- Church: Catholic Church
- See: Apostolic Vicariate of Western Nigeria
- In office: 24 August 1918 – 13 October 1933
- Predecessor: Carlo Zappa
- Successor: Leo Hale Taylor
- Other post: Titular Bishop of Petnelissus (1918-1933)

Orders
- Ordination: 15 July 1906 by Paul Pellet [fr]
- Consecration: 8 December 1918 by Charles O'Sullivan

Personal details
- Born: 23 December 1882 Kilflynn, County Kerry, United Kingdom of Great Britain and Ireland
- Died: 13 October 1933 (aged 50) Genoa, Province of Genoa, Kingdom of Italy

= Thomas Broderick =

Thomas Broderick, SMA (23 December 1882 – 13 October 1933) was an Irish born priest, a member of the Society of African Missions, who served as Vicar Apostolic of Western Nigeria.

Broderick was born in Kilflynn in North Kerry. He was educated at the SMA St. Joseph's College, Wilton, Cork, before completing his clerical training in Lyon, France.

In 1906. shortly after ordination, Broderick left for the Gold Coast (Ghana).
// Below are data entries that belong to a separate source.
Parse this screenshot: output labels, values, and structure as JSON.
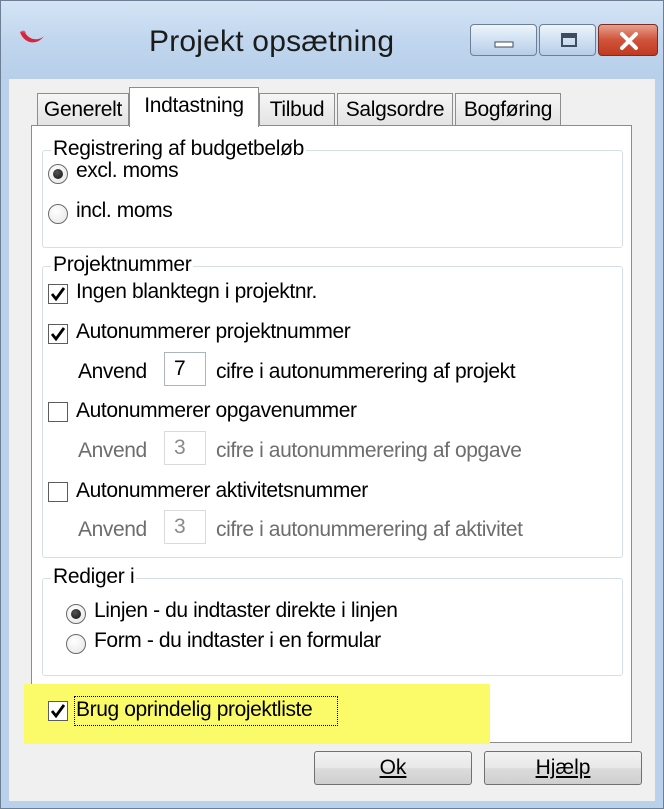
{
  "window": {
    "title": "Projekt opsætning"
  },
  "tabs": [
    {
      "label": "Generelt",
      "active": false
    },
    {
      "label": "Indtastning",
      "active": true
    },
    {
      "label": "Tilbud",
      "active": false
    },
    {
      "label": "Salgsordre",
      "active": false
    },
    {
      "label": "Bogføring",
      "active": false
    }
  ],
  "budget_group": {
    "title": "Registrering af budgetbeløb",
    "options": [
      {
        "label": "excl. moms",
        "selected": true
      },
      {
        "label": "incl. moms",
        "selected": false
      }
    ]
  },
  "projektnummer_group": {
    "title": "Projektnummer",
    "no_spaces": {
      "label": "Ingen blanktegn i projektnr.",
      "checked": true
    },
    "auto_project": {
      "label": "Autonummerer projektnummer",
      "checked": true
    },
    "auto_project_digits": {
      "prefix": "Anvend",
      "value": "7",
      "suffix": "cifre i autonummerering af projekt"
    },
    "auto_task": {
      "label": "Autonummerer opgavenummer",
      "checked": false
    },
    "auto_task_digits": {
      "prefix": "Anvend",
      "value": "3",
      "suffix": "cifre i autonummerering af opgave"
    },
    "auto_activity": {
      "label": "Autonummerer aktivitetsnummer",
      "checked": false
    },
    "auto_activity_digits": {
      "prefix": "Anvend",
      "value": "3",
      "suffix": "cifre i autonummerering af aktivitet"
    }
  },
  "edit_group": {
    "title": "Rediger i",
    "options": [
      {
        "label": "Linjen - du indtaster direkte i linjen",
        "selected": true
      },
      {
        "label": "Form - du indtaster i en formular",
        "selected": false
      }
    ]
  },
  "original_list": {
    "label": "Brug oprindelig projektliste",
    "checked": true
  },
  "buttons": {
    "ok": "Ok",
    "help": "Hjælp"
  },
  "colors": {
    "highlight": "#fbfb6a",
    "close_button": "#c9452d"
  }
}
In 1908 he returned to Ireland as director of the new Sacred Heart College, Ballinafad, a juniorate (a preparatory secondary school). With the setting up of the Irish SMA seminary in Blackrock, Co. Cork, Broderick was appointed its first Rector.

Broderick was ordained Titular Bishop of Petnelissus and Vicar Apostolic of Western Nigeria in 1917, in St. Brendans Cathedral in his native Kerry, officiating over the Benin/Asaba diocese he lived in Asaba.

Broderick died following an operation in Genoa, in 1933. He is buried in the SMA cemetery in Wilton, Cork.